Okay, I feel like I've gotten everything down with making jerky in my MES except it's hit and miss with being salty.  I do want to ensure that meat doesn't spoil or go bad so I want to add tenderquick, but can someone please recommend what I can do to lessen the salty taste of my jerky?  Here's my recipe.

 

1 cup of soy sauce

1 cup of water

1 tablespoon of sesame seed oil

1 tablespoon of garlic powder

1 tablespoon of onion powder

2 tablespoon of pepper

5 tablespoon of brown sugar

3 tablespoon of siracha sauce

1 tablespoon of tenderquick per pound of meat

 

I'll mix the marinade really well ensuring everything is dissolved and mixed. 

So that will produce enough marinade to do about 4 pounds.  I slice them to about 1/8 of an inch.  Is there anything I can add to make it less salty?  Any help would be much appreciated.  Thank you.

post #2 of 9

my 2 cents is leave the tender quick out and use cure#1

post #3 of 9

ya tenderquick wont cure the meat,   i dont have any of that on hand to check the ingredients but its like an enzyme that brakes down the fibers  making the meat tender.

 

 

edited by DaveOmak....

post #4 of 9

Morton's Tender Quick has Nitrate and Nitrite in it..... It is to be used for curing meats and not as a seasoning....  

To reduce the salt, use cure #1

There has been some confusion, on this forum, about the proper use of Morton's Tender Quick...  Dave

+++++++++++++++++++++++++++++++++++++++

 

http://www.susanminor.org/forums/showthread.php?736-Curing-Salts

NOTE: Morton Tender Quick is not a meat tenderizer, or should either be used as a seasoning.
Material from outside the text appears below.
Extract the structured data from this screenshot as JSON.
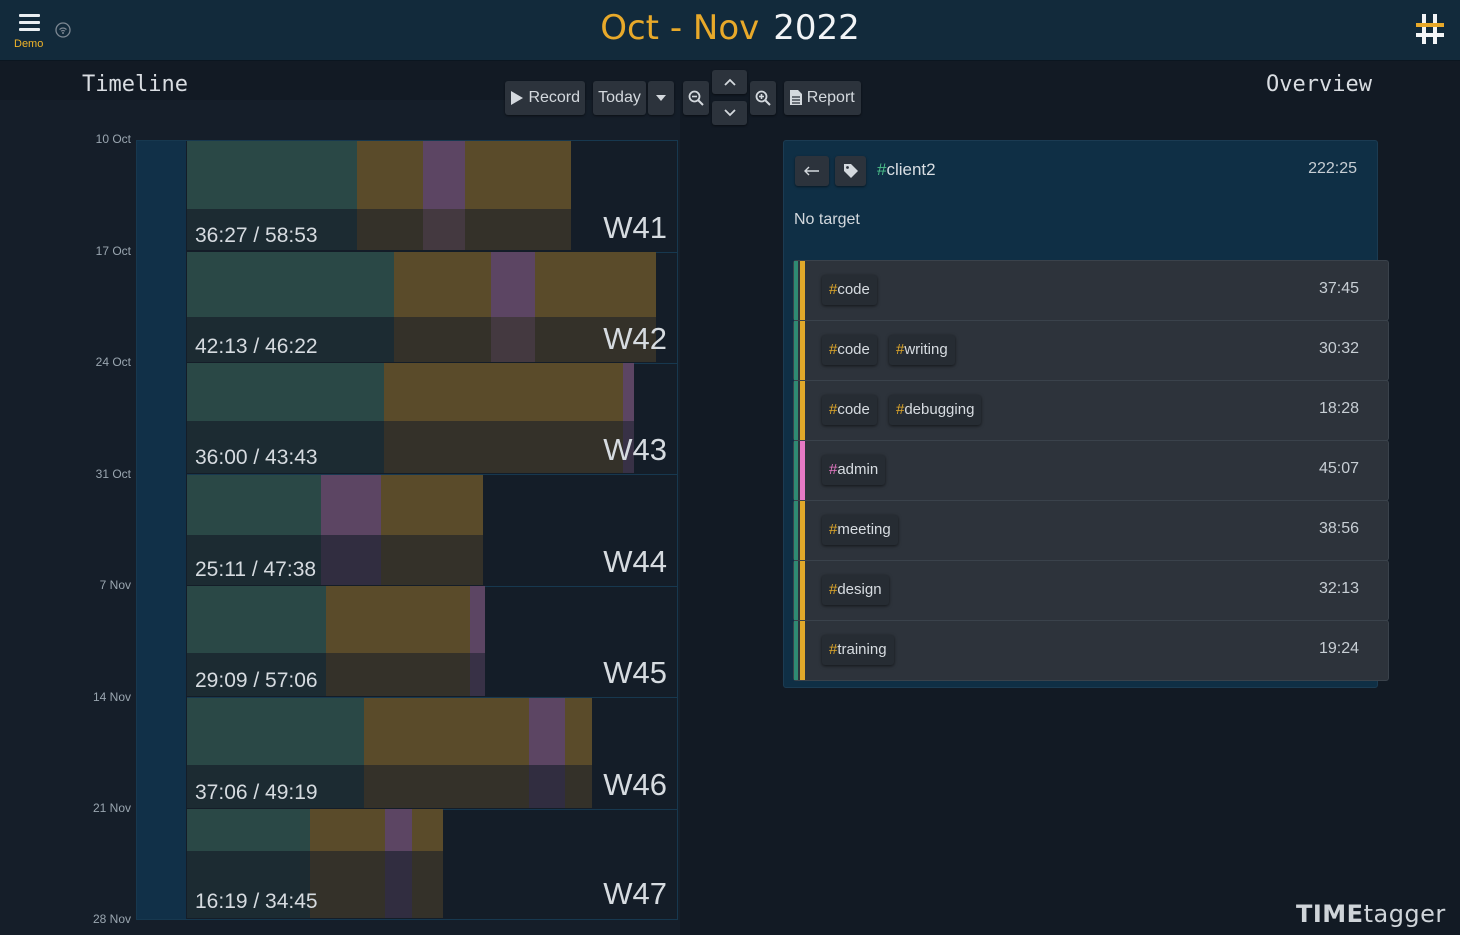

These two premixes are essentially the same, and can be used interchangeably. Both are considered fast cures. The difference between the two is that the Sugar Cure has added dextrose and a packet of spice mix. They both contain a combination of high grade salt, sugar, plus both sodium nitrate (.5%) and sodium nitrite (.5%). 

Like cure #1, these premix cures have been developed as a cure for meat, poultry, game, fish and sausage that require short curing times, and will be fully cooked. They are NOT interchangeable with cure #1; they measure differently. Unlike cure #1, you don't use any additional salt when making sausage.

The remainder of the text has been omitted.